Polônia e a Difusão Cultural
A Polonia, em 1968, ocupava uma posição particular sob o aspecto da problemática da difusão cultural. Era, ao mesmo tempo, um dos países mais relacionados com a tradição romântica do repertório de ensino e de concertos, então alvo de crítica por aqueles que procuravam a renovação do público e da difusão musical, e um dos países sempre lembrados quando se tratava da necessidade de uma mais intensa difusão da música contemporânea. As questões levantadas tinham necessariamente conotações político-culturais, uma vez que tematizavam de forma particularmente intensa as relações nacionalismo/internacionalismo. Para aqueles que representavam o movimento de uma Nova Difusão através da observação participante, refletida e consciente de processos de difusão cultural, uma das questões que despertavam interesse era a da situação da vida musical convencional de concertos e do repertório clássico-romântico na própria Polonia. Uma oportunidade para a obtenção de informações e para um contato mais estreito e sensível com a realidade polonesa do cultivo e da difusão músico-cultural deu-se com a visita de um dos mais renomados regentes do país da época, Stanislaw Wislocki, então maestro da Orquestra Filarmônica de Varsóvia e professor de regência do Conservatório de Varsóvia. A sua atividade era conhecida nos meios musicais brasileiros sobretudo por gravações em disco. Obtivera, em 1960, o Grand Prix du Disque, de Paris, regendo o 2° concerto para piano e orquestra de Rachmaninoff, tendo Sviatoslav Richter como solista. O programa do seu concerto em São Paulo incluia vozes da crítica internacional, entre elas de jornais de Baltimore, Ottawa, London, Buffalo, Helsinki, Lausanne, Paris, Buenos Aires, Caracas, Viena, Essen.

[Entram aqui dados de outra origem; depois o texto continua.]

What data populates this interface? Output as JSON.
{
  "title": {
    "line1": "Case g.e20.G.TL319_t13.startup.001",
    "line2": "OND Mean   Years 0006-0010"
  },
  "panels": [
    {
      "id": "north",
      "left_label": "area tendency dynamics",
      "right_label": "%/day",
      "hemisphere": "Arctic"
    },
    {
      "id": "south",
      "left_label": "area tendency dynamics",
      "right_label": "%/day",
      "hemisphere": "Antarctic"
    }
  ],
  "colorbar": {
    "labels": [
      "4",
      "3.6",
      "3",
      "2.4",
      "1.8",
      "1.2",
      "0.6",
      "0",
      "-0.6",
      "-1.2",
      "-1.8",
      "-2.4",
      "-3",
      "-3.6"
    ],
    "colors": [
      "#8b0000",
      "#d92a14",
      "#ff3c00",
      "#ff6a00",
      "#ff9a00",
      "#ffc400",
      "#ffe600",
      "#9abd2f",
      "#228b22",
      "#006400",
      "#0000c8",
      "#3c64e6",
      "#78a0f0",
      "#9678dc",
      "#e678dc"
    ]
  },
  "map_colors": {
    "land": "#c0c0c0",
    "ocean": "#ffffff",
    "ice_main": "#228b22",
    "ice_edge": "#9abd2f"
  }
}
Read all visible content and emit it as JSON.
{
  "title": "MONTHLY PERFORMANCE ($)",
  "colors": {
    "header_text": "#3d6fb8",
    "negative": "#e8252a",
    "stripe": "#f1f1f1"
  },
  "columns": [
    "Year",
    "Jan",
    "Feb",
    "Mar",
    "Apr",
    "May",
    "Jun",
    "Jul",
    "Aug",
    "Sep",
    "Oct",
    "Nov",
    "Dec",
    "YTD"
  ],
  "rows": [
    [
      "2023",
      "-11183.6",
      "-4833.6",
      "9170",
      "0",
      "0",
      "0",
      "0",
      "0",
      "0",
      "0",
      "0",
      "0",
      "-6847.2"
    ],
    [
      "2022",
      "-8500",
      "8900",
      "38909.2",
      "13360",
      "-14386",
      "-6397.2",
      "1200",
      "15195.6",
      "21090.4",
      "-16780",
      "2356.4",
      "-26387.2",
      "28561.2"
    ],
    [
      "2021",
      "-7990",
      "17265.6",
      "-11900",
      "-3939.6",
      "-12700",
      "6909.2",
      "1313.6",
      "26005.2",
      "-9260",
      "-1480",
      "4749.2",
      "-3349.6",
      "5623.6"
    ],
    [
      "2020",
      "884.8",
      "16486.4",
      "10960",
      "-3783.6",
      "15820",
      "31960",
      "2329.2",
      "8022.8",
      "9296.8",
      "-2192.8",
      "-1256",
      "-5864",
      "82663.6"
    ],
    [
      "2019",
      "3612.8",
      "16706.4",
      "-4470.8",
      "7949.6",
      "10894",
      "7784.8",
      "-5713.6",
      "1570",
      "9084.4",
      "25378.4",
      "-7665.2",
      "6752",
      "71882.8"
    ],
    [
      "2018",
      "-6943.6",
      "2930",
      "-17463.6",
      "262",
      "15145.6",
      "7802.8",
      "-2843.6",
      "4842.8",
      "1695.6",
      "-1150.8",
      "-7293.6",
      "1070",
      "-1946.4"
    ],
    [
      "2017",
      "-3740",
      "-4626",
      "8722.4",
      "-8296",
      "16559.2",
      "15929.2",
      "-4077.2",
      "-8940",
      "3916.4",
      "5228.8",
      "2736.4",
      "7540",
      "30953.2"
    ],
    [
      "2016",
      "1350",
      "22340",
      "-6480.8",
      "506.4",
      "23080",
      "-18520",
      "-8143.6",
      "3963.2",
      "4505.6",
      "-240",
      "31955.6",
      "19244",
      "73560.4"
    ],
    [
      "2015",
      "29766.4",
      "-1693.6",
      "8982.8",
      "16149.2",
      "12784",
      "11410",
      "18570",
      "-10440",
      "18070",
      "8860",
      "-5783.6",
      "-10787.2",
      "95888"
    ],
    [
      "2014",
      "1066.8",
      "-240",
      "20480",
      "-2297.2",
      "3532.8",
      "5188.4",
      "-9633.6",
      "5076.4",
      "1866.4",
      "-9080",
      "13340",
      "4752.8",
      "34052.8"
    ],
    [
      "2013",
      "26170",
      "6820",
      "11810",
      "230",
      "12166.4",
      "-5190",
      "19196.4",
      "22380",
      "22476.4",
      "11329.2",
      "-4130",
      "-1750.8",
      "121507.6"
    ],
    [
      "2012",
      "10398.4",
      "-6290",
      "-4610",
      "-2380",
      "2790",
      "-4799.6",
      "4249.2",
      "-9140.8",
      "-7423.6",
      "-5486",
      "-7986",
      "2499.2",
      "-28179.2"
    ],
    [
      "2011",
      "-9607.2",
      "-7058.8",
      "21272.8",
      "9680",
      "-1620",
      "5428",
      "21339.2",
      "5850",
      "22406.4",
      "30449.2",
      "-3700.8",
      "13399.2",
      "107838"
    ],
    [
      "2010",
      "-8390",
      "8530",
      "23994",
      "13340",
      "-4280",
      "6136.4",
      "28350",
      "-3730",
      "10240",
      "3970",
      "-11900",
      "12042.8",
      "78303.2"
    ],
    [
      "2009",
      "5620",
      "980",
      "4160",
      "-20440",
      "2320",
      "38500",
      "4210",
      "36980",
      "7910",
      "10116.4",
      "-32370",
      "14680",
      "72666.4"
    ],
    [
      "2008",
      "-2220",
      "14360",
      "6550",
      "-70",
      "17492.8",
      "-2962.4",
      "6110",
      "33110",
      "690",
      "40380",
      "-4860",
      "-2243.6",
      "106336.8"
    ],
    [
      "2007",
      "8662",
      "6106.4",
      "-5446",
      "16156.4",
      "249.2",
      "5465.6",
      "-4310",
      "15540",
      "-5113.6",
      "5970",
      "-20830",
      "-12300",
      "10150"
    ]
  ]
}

Stanislaw Wislock: 10 anos do falecimento
Stanislaw Wislock, nascido em Rzeszów, em 1921, teve a sua formação com Seweryn Barbag, professor do Conservatório de Lwow. Estudou composição e regência com George Simonis, na tradição da Schola Cantorum de Paris, e piano com Emil Miachail na Academia de Música de Timisoara, na Rumênia. Era, portanto profundamente enraizado na tradição musical européia, tal como representada no Leste europeu. Ao mesmo tempo, desempenhou um papel de particular relevância na organização da vida orquestral de países do Leste. Nos últimos anos da Segunda Guerra, de 1942 a 1945, recebera orientação e atuou com George Enesco em Bucareste alcançando ali renome como pianista, regente e compositor. Foi um dos primeiros que realizou um concerto de auxílio à Varsóvia destruída, com a Orquestra Sinfônica da Rádio Rumena, em dezembro de 1944. Após a Segunda Guerra Mundial, retornando à Polonia, ali organizou, em 1947, a Orquestra de Câmara da Polonia com músicos da época anterior à Guerra, e a Orquestra Filarmônica de Poznan, desenvolvendo-a, sob a sua direção, em cerca de onze anos a uma das mais prestigiadas do país e da Europa. Colaborou também na direção da Orquestra Sinfônica da Rádio Nacional Polonesa, em Katowice. Paralelamente às suas atividades como professor do Conservatório de Poznan, a partir de 1948, dedicou-se intensamente à realização de festivais com obras dos grandes vultos da tradição clássico-romântica, tais como Bach, Beethoven, Brahms, Mozart, incluindo também compositores poloneses. Não deixou também de apresentar obras da música contemporânea. Tornou-se um dos mais renomados regentes da Polonia, dirigindo as principais orquestras do país. Representando assim sobretudo a permanência de uma cultura musical clássico-romântica em país do Leste, tornou-se também um dos principais representantes da Polonia na vida de concertos da Europa Ocidental e da América do Norte e do Sul. O seu renome internacional tinha-se solidificado com as suas participações em prestigiados eventos, tais como nos Concerts Lamoureaux, de Paris, e no Maggio Musicale, de Florença. Na América Latina, era conhecido sobretudo na Argentina, no Uruguai e na Venezuela. Também como compositor filiava-se à tradição sinfônica herdada do Romantismo, tendo escrito noturnos, sonatas e suites para piano, trios, quartetos e sobretudo obras orquestrais, entre elas poemas sinfônicos, sinfonias "da Dança" e "Noturna", uma abertura e um concerto para piano e orquestra.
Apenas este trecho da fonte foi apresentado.